Anzi, l’intero rapporto istituito dall’articolista e dal suo “amico Matteo” tra la metà del Quattrocento e oggi rischia di rivolgersi contro le intenzioni di coloro che lo hanno proposto. Nel 1453 Costantinopoli (ch’era ben più importante, almeno simbolicamente, di qualche città siriana o irakena) fu veramente conquistata, e l’impero bizantino fagocitato dalla potenza ottomana che si configurava come la più temibile al mondo. Ha lo stesso ruolo lo “stato islamico” oggi? E che cosa fece, allora, l’Occidente? Nulla: ci fu qualche appello alla crociata, poi le cose ricominciarono come prima e tanto i politici quanto i mercanti europei fecero a gara ad allacciare rapporti amichevoli con il conquistatore. “Oggi capitolano”, commenta l’articolista: e allora, seguendo il suo ragionamento, che cosa fecero invece gli europei cristiani del Quattrocento? L’articolista lo spiega senza volerlo: dimostrarono che lo “scontro di civiltà” allora non esisteva, esattamente come non esiste adesso.

Pensato per mostrare quanto temibile sia la minaccia dei “fanatici del Corano” oggi, la nota del “Il Foglio” approda quindi, al contrario, a involontariamente sottolineare la verità: vale a dire che i problemi suscitati dal nuovo “pericolo islamico” – al di là di certi gravi e sanguinosi fatti - sul piano della politica mondiale sono poca cosa se non addirittura un bluff. Il paragone con l’evento epocale che fu la caduta di Costantinopoli va ricercato altrove.
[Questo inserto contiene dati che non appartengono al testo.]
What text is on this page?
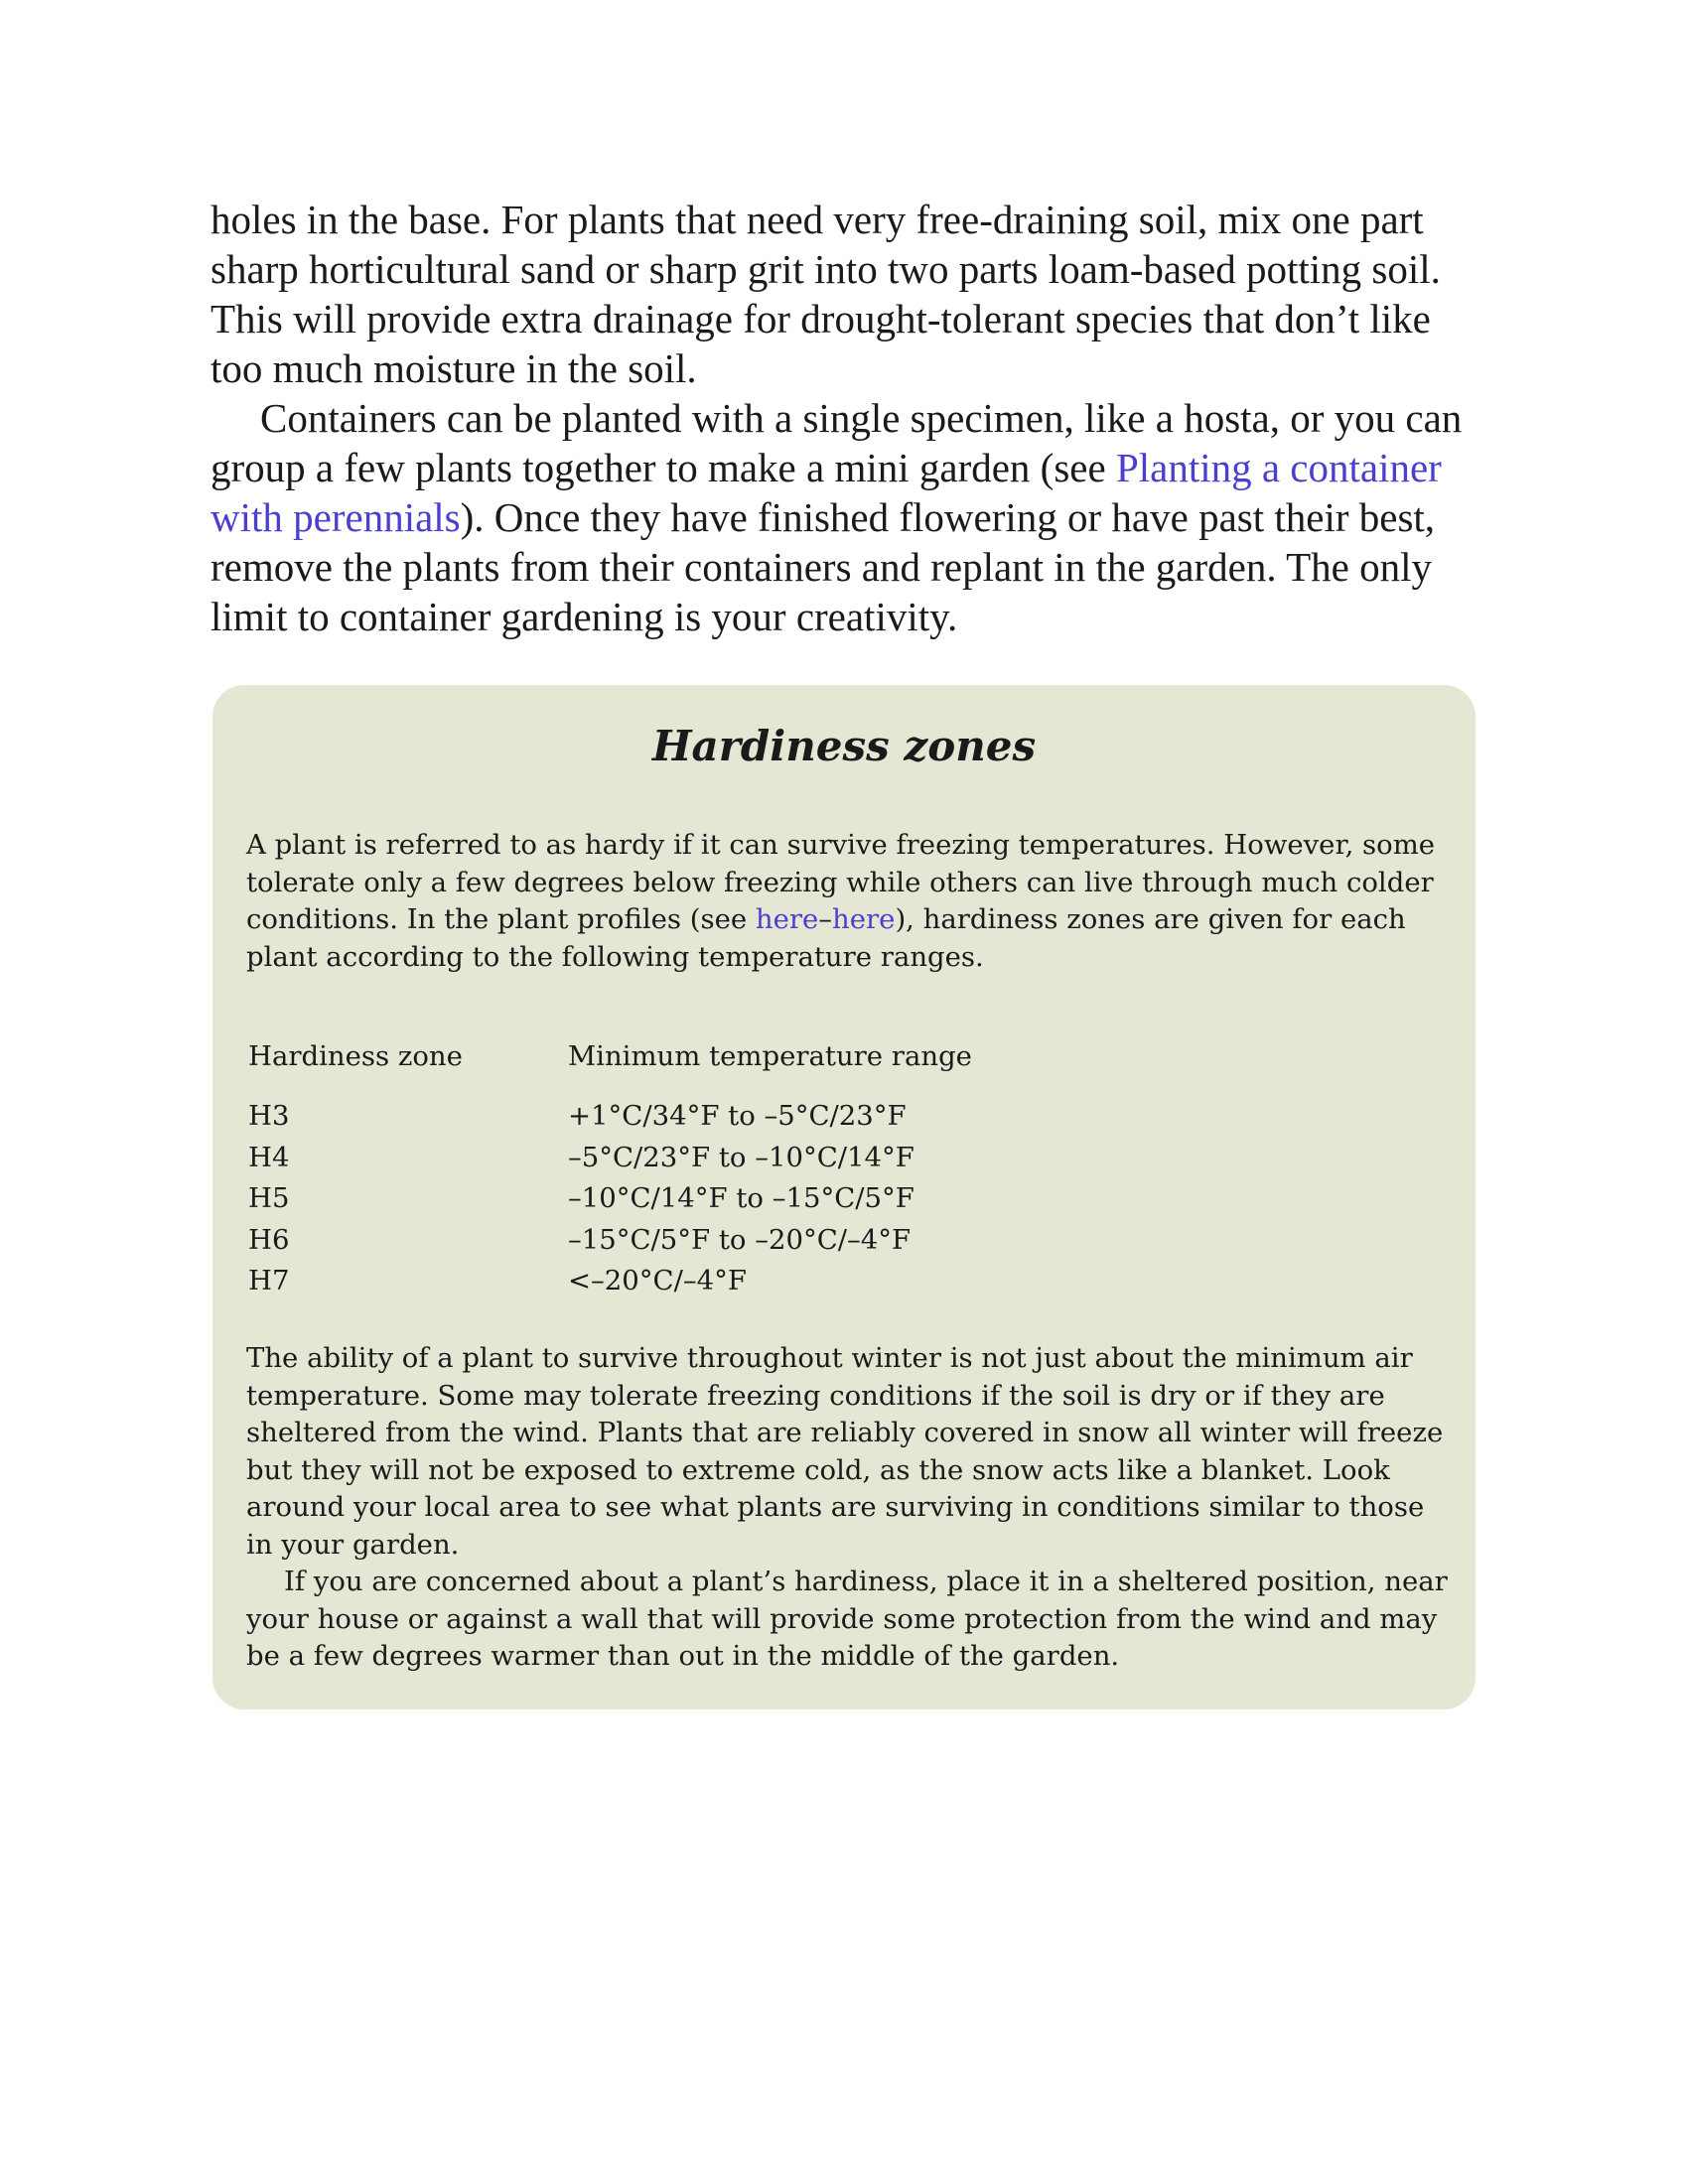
holes in the base. For plants that need very free-draining soil, mix one part sharp horticultural sand or sharp grit into two parts loam-based potting soil. This will provide extra drainage for drought-tolerant species that don’t like too much moisture in the soil.

Containers can be planted with a single specimen, like a hosta, or you can group a few plants together to make a mini garden (see Planting a container with perennials). Once they have finished flowering or have past their best, remove the plants from their containers and replant in the garden. The only limit to container gardening is your creativity.

Hardiness zones

A plant is referred to as hardy if it can survive freezing temperatures. However, some tolerate only a few degrees below freezing while others can live through much colder conditions. In the plant profiles (see here–here), hardiness zones are given for each plant according to the following temperature ranges.

Hardiness zone	Minimum temperature range
H3	+1°C/34°F to –5°C/23°F
H4	–5°C/23°F to –10°C/14°F
H5	–10°C/14°F to –15°C/5°F
H6	–15°C/5°F to –20°C/–4°F
H7	<–20°C/–4°F

The ability of a plant to survive throughout winter is not just about the minimum air temperature. Some may tolerate freezing conditions if the soil is dry or if they are sheltered from the wind. Plants that are reliably covered in snow all winter will freeze but they will not be exposed to extreme cold, as the snow acts like a blanket. Look around your local area to see what plants are surviving in conditions similar to those in your garden.

If you are concerned about a plant’s hardiness, place it in a sheltered position, near your house or against a wall that will provide some protection from the wind and may be a few degrees warmer than out in the middle of the garden.
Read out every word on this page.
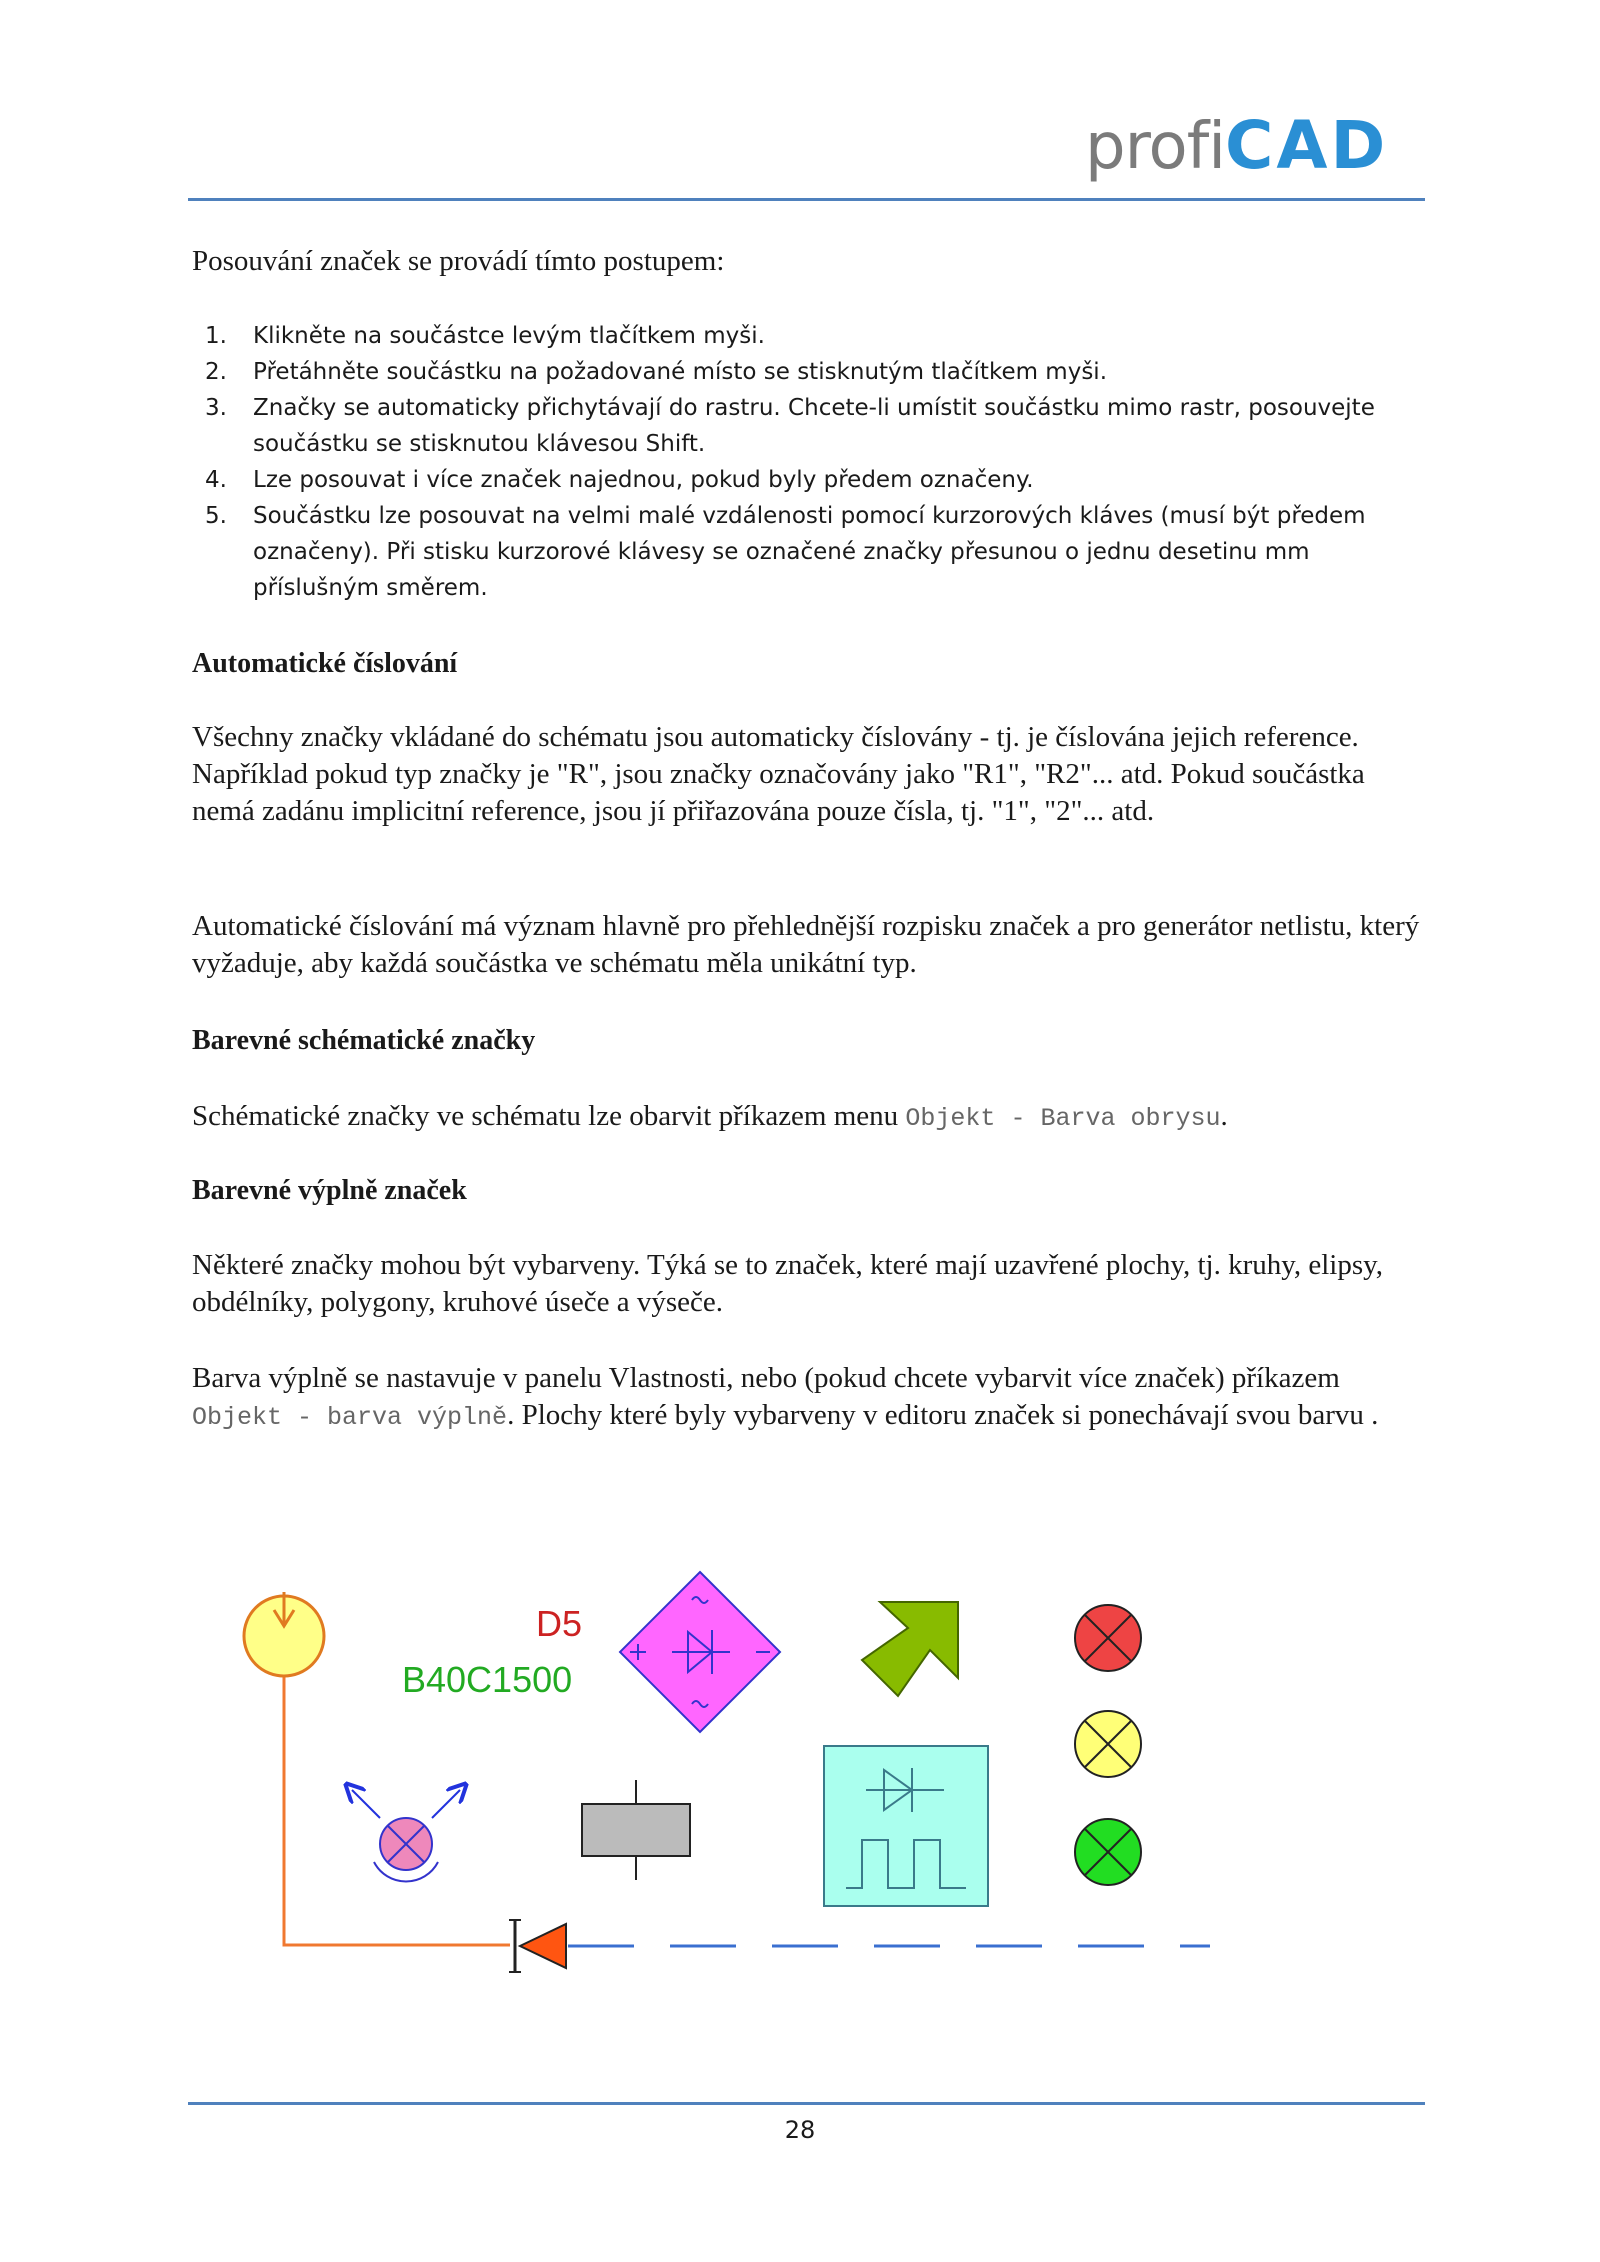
profi CAD
Posouvání značek se provádí tímto postupem:
1. Klikněte na součástce levým tlačítkem myši.
2. Přetáhněte součástku na požadované místo se stisknutým tlačítkem myši.
3. Značky se automaticky přichytávají do rastru. Chcete-li umístit součástku mimo rastr, posouvejte součástku se stisknutou klávesou Shift.
4. Lze posouvat i více značek najednou, pokud byly předem označeny.
5. Součástku lze posouvat na velmi malé vzdálenosti pomocí kurzorových kláves (musí být předem označeny). Při stisku kurzorové klávesy se označené značky přesunou o jednu desetinu mm příslušným směrem.
Automatické číslování
Všechny značky vkládané do schématu jsou automaticky číslovány - tj. je číslována jejich reference. Například pokud typ značky je "R", jsou značky označovány jako "R1", "R2"... atd. Pokud součástka nemá zadánu implicitní reference, jsou jí přiřazována pouze čísla, tj. "1", "2"... atd.
Automatické číslování má význam hlavně pro přehlednější rozpisku značek a pro generátor netlistu, který vyžaduje, aby každá součástka ve schématu měla unikátní typ.
Barevné schématické značky
Schématické značky ve schématu lze obarvit příkazem menu Objekt - Barva obrysu.
Barevné výplně značek
Některé značky mohou být vybarveny. Týká se to značek, které mají uzavřené plochy, tj. kruhy, elipsy, obdélníky, polygony, kruhové úseče a výseče.
Barva výplně se nastavuje v panelu Vlastnosti, nebo (pokud chcete vybarvit více značek) příkazem Objekt - barva výplně. Plochy které byly vybarveny v editoru značek si ponechávají svou barvu .
D5
B40C1500
28
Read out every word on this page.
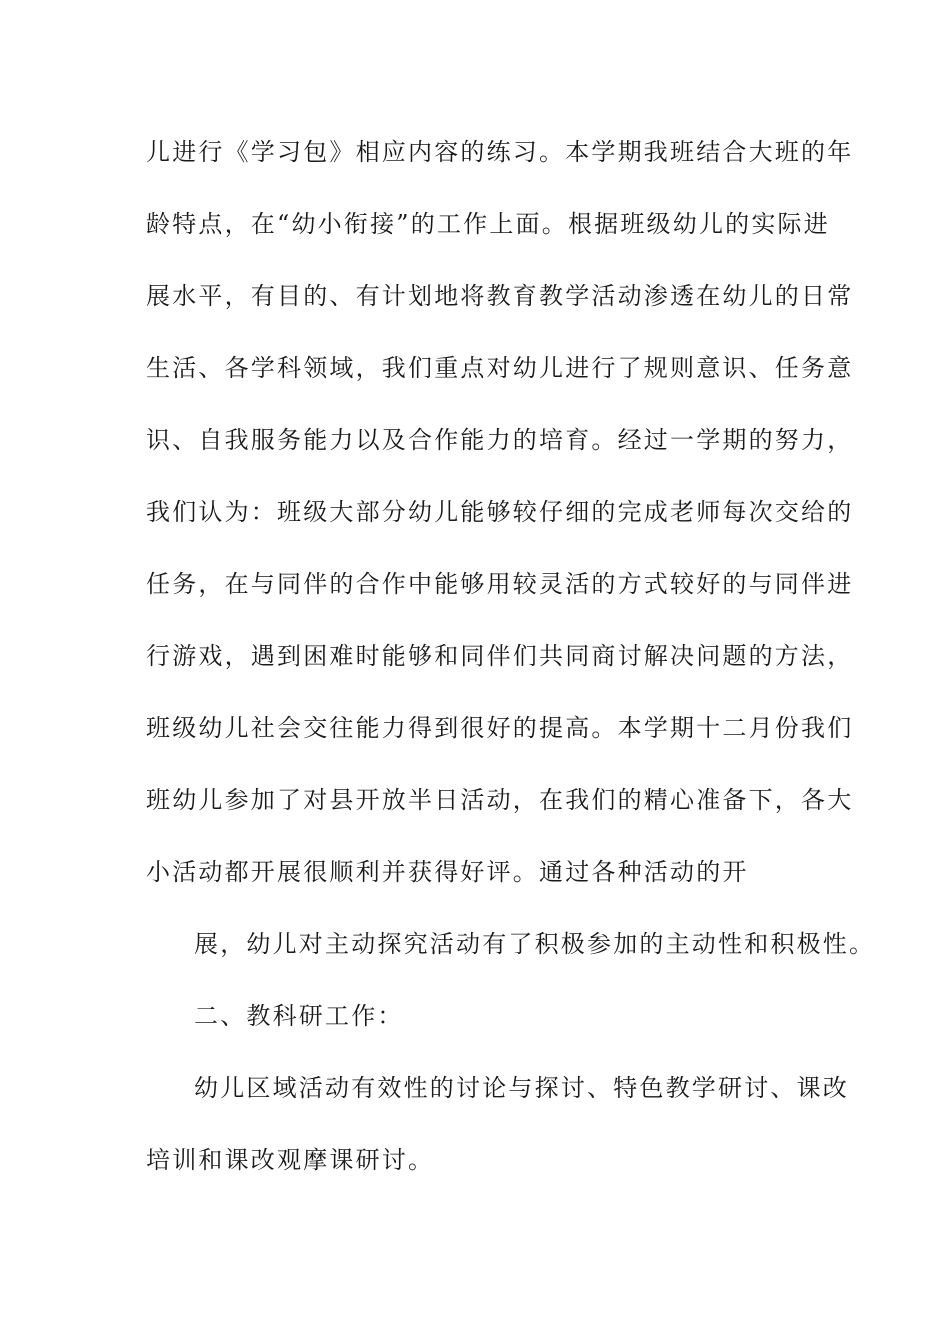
儿进行《学习包》相应内容的练习。本学期我班结合大班的年
龄特点，在“幼小衔接”的工作上面。根据班级幼儿的实际进
展水平，有目的、有计划地将教育教学活动渗透在幼儿的日常
生活、各学科领域，我们重点对幼儿进行了规则意识、任务意
识、自我服务能力以及合作能力的培育。经过一学期的努力，
我们认为：班级大部分幼儿能够较仔细的完成老师每次交给的
任务，在与同伴的合作中能够用较灵活的方式较好的与同伴进
行游戏，遇到困难时能够和同伴们共同商讨解决问题的方法，
班级幼儿社会交往能力得到很好的提高。本学期十二月份我们
班幼儿参加了对县开放半日活动，在我们的精心准备下，各大
小活动都开展很顺利并获得好评。通过各种活动的开
展，幼儿对主动探究活动有了积极参加的主动性和积极性。
二、教科研工作：
幼儿区域活动有效性的讨论与探讨、特色教学研讨、课改
培训和课改观摩课研讨。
Ed è proprio a ciò, alla stabilità della famiglia e quindi alla malattia morale dell’Occidente, che si deve guardare se si vogliono comprendere i pericoli del mondo odierno. Un mondo messo in pericolo dagli antivalori che hanno troppo a lungo trionfato, come l’individualismo, il consumismo, il primato dell’economico e la dittatura delle lobbies finanziarie e del “blocco” industriale-militare. Altro che la minaccia del pur truculento al-Baghdadi, che resta quel che è: la pedina di alcuni poteri sunniti alleati dell’Occidente e impegnati nella fitna antisciita, il pretesto per consentire agli Stati Uniti e alla coalizione dei loro alleati-complici di ridefinire le loro posizioni strategiche nel Vicino Oriente compromesse dalle fallimentari campagne irakena e afghana del decennio scorso e di installare il più possibile vicino alla frontiera iraniana le loro basi con tanto di bei missili nucleari. Chi finanzia al-Baghdadi, se non alcuni emirati? Chi in un modo o nell’altro li appoggia sperando che egli indebolisca i curdi e Assad, se non il turco Erdoğan? E non sono forse loro, gli emiri e il premier turco, i principali alleati dell’Occidente? E non basta tutto ciò a far sospettare che un filo tenace di alleanze e di connivenze corra tra occidentali, potenze sunnite e stato islamico?

E allora bisognerebbe davvero chiedere all’articolista e al suo “amico Matteo” chi sia davvero che sta capitolando, e davanti a chi, e perché. E chi mai massacri e perseguiti i cristiani orientali, se non gli alleati stessi di quelle potenze che, appoggiando le lobbies multinazionali, affamano i cinque sesti del mondo intero e sono le autentiche cause ultime dello stesso fanatismo religioso che nasce come protesta ai loro soprusi. Quelle potenze al servizio dei quali stanno anche i chief executive officiers che gestiscono e finanziano la stampa occidentale schierata su posizioni indiscriminatamente e pregiudizialmente antimusulmana. Al solito, quando si marcia contro il nemico sarebbe bene sincerarsi prima che il nemico non marci alla nostra testa.